El evento da, en cualquier caso, pie a múltiples reflexiones. A mí se me ocurren tres que vienen a cuento. Me refiero al distinto papel que en cuestiones como la que nos ocupa desempeñan la historia, la memoria y la vida real. Por comenzar por la primera, nuestra Guerra Civil y la prolongada dictadura que la siguió han sido objeto de abultada historiografía. Si de ellas se ocuparon durante el franquismo, sobre todo, los hispanistas anglosajones, a ellos los ha acompañado, desde los años ochenta del siglo pasado, una pléyade de competentes historiadores autóctonos. De todos ellos ha resultado, por huir del maleado término «relato», una narración consistente que ha dado razón cabal de los hechos, aunque no haya implicado, por supuesto, la total desaparición de alternativas de carácter desviacionista y de escaso prestigio. Y es que la historiografía tiene a su favor su alta permeabilidad interna. Gracias a esa abierta disposición de una disciplina que aspira a ser científica, la contradicción entre escuelas y autores ayuda a depurar errores y hace confluir opiniones en corrientes consolidadas de doctrina. La objetividad de los hechos acaba imponiéndose a la subjetividad del historiador. Así ha ocurrido en este caso.
No ocurre lo mismo con la memoria, que es eminentemente subjetiva. Además, por tratarse precisamente de una guerra civil y de sus consecuencias, es una memoria escindida. Una, mayoritaria, ha bebido del relato, esta vez en su sentido más maleado, que durante cuatro décadas logró imponer el establishment. Se trata de una memoria pública con pretensiones de ortodoxia. Otra, minoritaria, ha crecido en círculos de transmisión privada, de carácter familiar o grupal, clandestina y siempre sospechosa de disidencia. La confrontación entre ambas, más que a la convergencia, contribuye al enquistamiento. Y es que, por su carácter subjetivo, cada una ha entrado a formar parte de la personalidad de quien recuerda. Renunciar a ella o hacerla empatizar con la otra supone desprenderse de algo de uno mismo y, en una de ellas, pecar de deslealtad hacia esos círculos de intimidad familiar o grupal que la han legado en herencia. Pero, al mismo tiempo, la renuncia y la empatía vienen también exigidas por la misma honradez íntima y personal. Todo el mundo sabe que la memoria es, de por sí, selectiva y engañosa, hasta tramposa y traidora, y ha de tenerse a raya y sometida a escrutinio y crítica constantes, porque tiende a jugar a favor de quien recuerda. De la complejidad de gestionar memorias encontradas, de la lentitud y laboriosidad del proceso, estamos aprendiendo mucho en Euskadi tras nuestro trauma, menor del que aquí nos ocupa, de un prolongado terrorismo.

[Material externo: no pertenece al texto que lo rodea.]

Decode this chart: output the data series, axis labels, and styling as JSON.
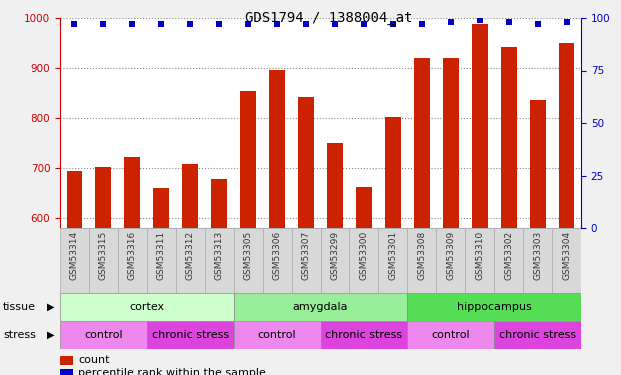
{
  "title": "GDS1794 / 1388004_at",
  "samples": [
    "GSM53314",
    "GSM53315",
    "GSM53316",
    "GSM53311",
    "GSM53312",
    "GSM53313",
    "GSM53305",
    "GSM53306",
    "GSM53307",
    "GSM53299",
    "GSM53300",
    "GSM53301",
    "GSM53308",
    "GSM53309",
    "GSM53310",
    "GSM53302",
    "GSM53303",
    "GSM53304"
  ],
  "counts": [
    695,
    703,
    722,
    660,
    708,
    678,
    855,
    897,
    843,
    750,
    663,
    803,
    920,
    920,
    988,
    943,
    836,
    950
  ],
  "percentiles": [
    97,
    97,
    97,
    97,
    97,
    97,
    97,
    97,
    97,
    97,
    97,
    97,
    97,
    98,
    99,
    98,
    97,
    98
  ],
  "ylim_left": [
    580,
    1000
  ],
  "ylim_right": [
    0,
    100
  ],
  "yticks_left": [
    600,
    700,
    800,
    900,
    1000
  ],
  "yticks_right": [
    0,
    25,
    50,
    75,
    100
  ],
  "bar_color": "#cc2200",
  "dot_color": "#0000cc",
  "tissue_groups": [
    {
      "label": "cortex",
      "start": 0,
      "end": 6,
      "color": "#ccffcc"
    },
    {
      "label": "amygdala",
      "start": 6,
      "end": 12,
      "color": "#99ee99"
    },
    {
      "label": "hippocampus",
      "start": 12,
      "end": 18,
      "color": "#55dd55"
    }
  ],
  "stress_groups": [
    {
      "label": "control",
      "start": 0,
      "end": 3,
      "color": "#ee88ee"
    },
    {
      "label": "chronic stress",
      "start": 3,
      "end": 6,
      "color": "#dd44dd"
    },
    {
      "label": "control",
      "start": 6,
      "end": 9,
      "color": "#ee88ee"
    },
    {
      "label": "chronic stress",
      "start": 9,
      "end": 12,
      "color": "#dd44dd"
    },
    {
      "label": "control",
      "start": 12,
      "end": 15,
      "color": "#ee88ee"
    },
    {
      "label": "chronic stress",
      "start": 15,
      "end": 18,
      "color": "#dd44dd"
    }
  ],
  "tissue_label": "tissue",
  "stress_label": "stress",
  "legend_count": "count",
  "legend_pct": "percentile rank within the sample",
  "fig_bg": "#f0f0f0",
  "plot_bg": "#ffffff",
  "xticklabel_bg": "#dddddd",
  "border_color": "#aaaaaa"
}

Y así, si la historia ha de conocerse para no repetirla, el apego a la memoria puede correr, en cambio, el riesgo de invitar a revivirla. Al aferrarnos a ella por lealtad a quienes nos la inculcaron o a nuestra propia intimidad, queremos devolverla a la vida y, en el extremo, ponernos nosotros mismos en el lugar de quienes nos la transmitieron. Así proliferan hoy esos reproches de franquismo y antifranquismo que se retroalimentan. Los nietos trasponen a la vida real los recuerdos de las «hazañas» que sus abuelos padecieron. Nadie mejor que el recientemente fallecido Santos Juliá advirtió del peligro: «El pasado es pasado, y es preciso conocerlo en la misma medida en que es necesario no quedar atrapados en sus redes. Porque, en definitiva, hoy no es ayer». Aunque la memoria nos empuje, en ocasiones, a creerlo.